Klassischerweise wird eine Therapie in der Haselpollen-freien Zeit, also z.B. in den Sommermonaten, begonnen. Verschiedene Firmen bieten aber auch Präparate an, die co-saisonal, also während oder kurz vor der Pollenflugsaison, begonnen werden können. Die Erfolgsquote ist hoch. Der Diagnostik kommt dabei ein sehr hoher Stellenwert zu. Das Wissen um die chemische Struktur der allergieauslösenden Stoffe hat in den letzten Jahren stark zugenommen und trägt wesentlich zur Verbesserung der Therapieentscheidung bei.

Zum Thema Diagnostik, welchen Stellenwert hat die molekulare Allergiediagnostik  für den Therapieerfolg?

Aus meiner Sicht hängt der Therapieerfolg in hohem Maße von der Qualität der Diagnostik ab. Mit der molekularen Allergiediagnostik ist es im Gegensatz zur herkömmlichen Allergiediagnostik möglich, das auslösende Allergen exakt zu bestimmen. Das gibt Sicherheit bei der Wahl des richtigen Präparates.

Viele Ärzte nutzen jedoch die Möglichkeiten der molekularen Allergiediagnostik noch nicht, da der Einsatz der Allergenkomponenten, genau wie die korrekte Interpretation der Ergebnisse, einer gewissen Erfahrung bedarf.
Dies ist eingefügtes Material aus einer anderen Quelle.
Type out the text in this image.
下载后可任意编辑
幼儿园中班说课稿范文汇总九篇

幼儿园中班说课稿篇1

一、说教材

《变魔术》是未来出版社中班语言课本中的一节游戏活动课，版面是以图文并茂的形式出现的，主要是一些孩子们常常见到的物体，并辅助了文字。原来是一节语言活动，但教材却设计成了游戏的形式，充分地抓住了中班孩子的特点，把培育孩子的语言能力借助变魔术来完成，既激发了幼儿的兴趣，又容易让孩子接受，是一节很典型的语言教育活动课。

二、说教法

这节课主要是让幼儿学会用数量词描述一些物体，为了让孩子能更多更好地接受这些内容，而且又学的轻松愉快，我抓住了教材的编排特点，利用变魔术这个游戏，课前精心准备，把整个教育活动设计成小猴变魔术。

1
Für Patienten mit komplexeren Fragestellungen (z. B. Polysensibilisierte oder Patienten mit zusätzlichen Nahrungsmittelallergien oder einem ausgeprägten oralen Allergiesyndrom) trägt die molekulare Allergiediagnostik maßgeblich zur Klärung einer entsprechenden Allergie bei. Auch für Patienten, die eine erfolglose SIT hinter sich gebracht haben, lohnt sich eine erneute Untersuchung mit der molekularen Diagnostik, da diese das zugrunde liegende Problem aufdecken kann.

Herr Dr. Becker, herzlichen Dank für dieses Gespräch!